You may also read my Final Year Project (FYP) page for relevant information on writing and preparing scientific documents as well. You can also check out some tips for writing better.
General guidance
Scientists care about objective truth, facts over opinions, and evidence-based data to support their theories and musings. There's a quote from a book by P. C. Hodgell that is usually attributed to Carl Sagan that states that "If it can be destroyed by the truth, it deserves to be destroyed by the truth."
If you always seek the truth and have provided evidence to support your claims in a scientific and peer-reviewed paper, then, to the best of your knowledge, you have nothing to worry about.
Scientists base their research ideas by building up on top of other respectful research results from reproducible artefacts. As Isaac Newton beautifully put it, "If I have seen further, it is by standing on the shoulders of giants."
I list here some guidance and expectations from my research students at any level:
- First and foremost you are responsible for your career.
- Supervisors can only give you advice and guidance on how to proceed towards an objective. However, it is you who is behind the wheel, controlling your career.
- Incorporate the "Build Something!" principle in your tasks: show something, code a project, state the obvious, improve on it, try other things, get feedback, demonstrate and present your ideas, interact, discuss, implement other things, etc.
- Have good research questions: they guide everything else you do in research.
- Produce your own texts and research: authentic research matters to drive your our own ideas.

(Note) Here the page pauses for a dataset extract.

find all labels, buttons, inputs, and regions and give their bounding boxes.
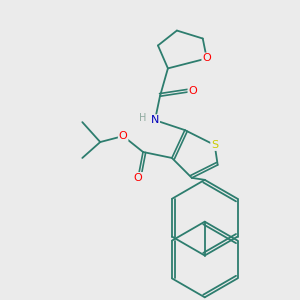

- You may use other people's work and tools to learn, but do your own 'thing' and perspective but remember: all will remain published in public domains, you don't want to have it retracted due to technicalities, plagiarism - self-plagiarism included - or other problem.
- Learn how to profit from good persuasion skills: this calls for creating arguments that can be sustained by data and research outcomes.
- Collect data; never invent data: you want your research to replicable and reproducible (other teams).
- Plan for collecting data that is useful towards your research question.
- If you invent data or blatantly lie about it, eventually you will be discovered and have your research retracted, which is something completely harmful for your research integrity and reputation.
- Improve your analytical skills: there's always room for working and perfecting your skills on regards to this matter. Strive to learn new methods and approaches, employ different tools, attempt to reach (same) conclusions several different ways.